Gesetzlicher Mindestlohn – Druck von unten

Rechtsanwalt Dr. Paul Gooren, Luther Rechtsanwaltsgesellschaft mbH, Berlin

Heft 6/2022

Foto des Autors von NZA-Editorial Heft 6/2022

Die Ampelkoalition macht Tempo beim Herzensthema und Wahlkampfversprechen der SPD, der Erhöhung des gesetzlichen Mindestlohns auf 12 EUR. Nachdem das BMAS Anfang Februar den Referentenentwurf veröffentlicht hatte, wurde der Regierungsentwurf bereits am 23.2.2022 beschlossen. Mit einer Verabschiedung durch den Bundestag ist in den nächsten Wochen bzw. Monaten zu rechnen. Die Erhöhung erfolgt dann planmäßig zum 1.10.2022.

Als der allgemeine Mindestlohn 2015 eingeführt wurde, war die Polarisierung groß. Inzwischen ist er gesellschaftlich und politisch weitgehend akzeptiert. Dementsprechend bezieht sich die aktuelle Diskussion auch primär auf technische Aspekte.
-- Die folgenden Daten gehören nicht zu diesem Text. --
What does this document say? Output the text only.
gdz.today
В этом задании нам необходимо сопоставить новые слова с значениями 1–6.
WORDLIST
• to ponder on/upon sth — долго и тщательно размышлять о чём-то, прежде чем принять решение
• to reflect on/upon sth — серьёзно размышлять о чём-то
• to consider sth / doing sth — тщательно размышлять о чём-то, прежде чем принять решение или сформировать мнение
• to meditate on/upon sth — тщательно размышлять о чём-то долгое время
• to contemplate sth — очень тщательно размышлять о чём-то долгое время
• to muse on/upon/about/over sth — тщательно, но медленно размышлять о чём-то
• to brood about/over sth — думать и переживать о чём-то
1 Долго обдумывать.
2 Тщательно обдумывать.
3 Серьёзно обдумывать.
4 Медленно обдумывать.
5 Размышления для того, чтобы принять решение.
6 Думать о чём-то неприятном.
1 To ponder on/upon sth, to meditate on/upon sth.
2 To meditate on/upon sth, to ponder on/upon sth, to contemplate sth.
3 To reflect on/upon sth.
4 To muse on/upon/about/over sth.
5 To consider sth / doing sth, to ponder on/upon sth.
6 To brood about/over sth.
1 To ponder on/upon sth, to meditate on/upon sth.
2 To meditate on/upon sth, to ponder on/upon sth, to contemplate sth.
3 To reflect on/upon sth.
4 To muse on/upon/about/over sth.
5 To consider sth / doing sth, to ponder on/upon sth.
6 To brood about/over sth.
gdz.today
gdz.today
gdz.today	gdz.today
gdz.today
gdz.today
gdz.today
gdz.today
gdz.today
Während die Befürworter den Mindestlohn zu einem Instrument der Bekämpfung der Altersarmut und der Ermöglichung einer echten gesellschaftlichen Teilhabe („living wage“) weiterentwickeln wollen, sehen Skeptiker insbesondere das bisherige System in Frage gestellt: Nach der Konzeption des MiLoG beschließt die Mindestlohnkommission über die Erhöhung und orientiert sich hierbei „nachlaufend an der Tarifentwicklung“ (§ 9 II 2 MiLoG); die Bundesregierung kann die vorgeschlagene Anpassung übernehmen, nicht aber eigene Änderungen durchführen. Die kommende gesetzgeberische Erhöhung wird insofern als Systembruch angesehen. Ferner wird – trotz (oder gerade wegen) der ständigen Betonung einer „einmaligen“ gesetzlichen Erhöhung – befürchtet, dass weitere Erhöhungen vor jeder Bundestagswahl zum Wahlkampfthema werden. 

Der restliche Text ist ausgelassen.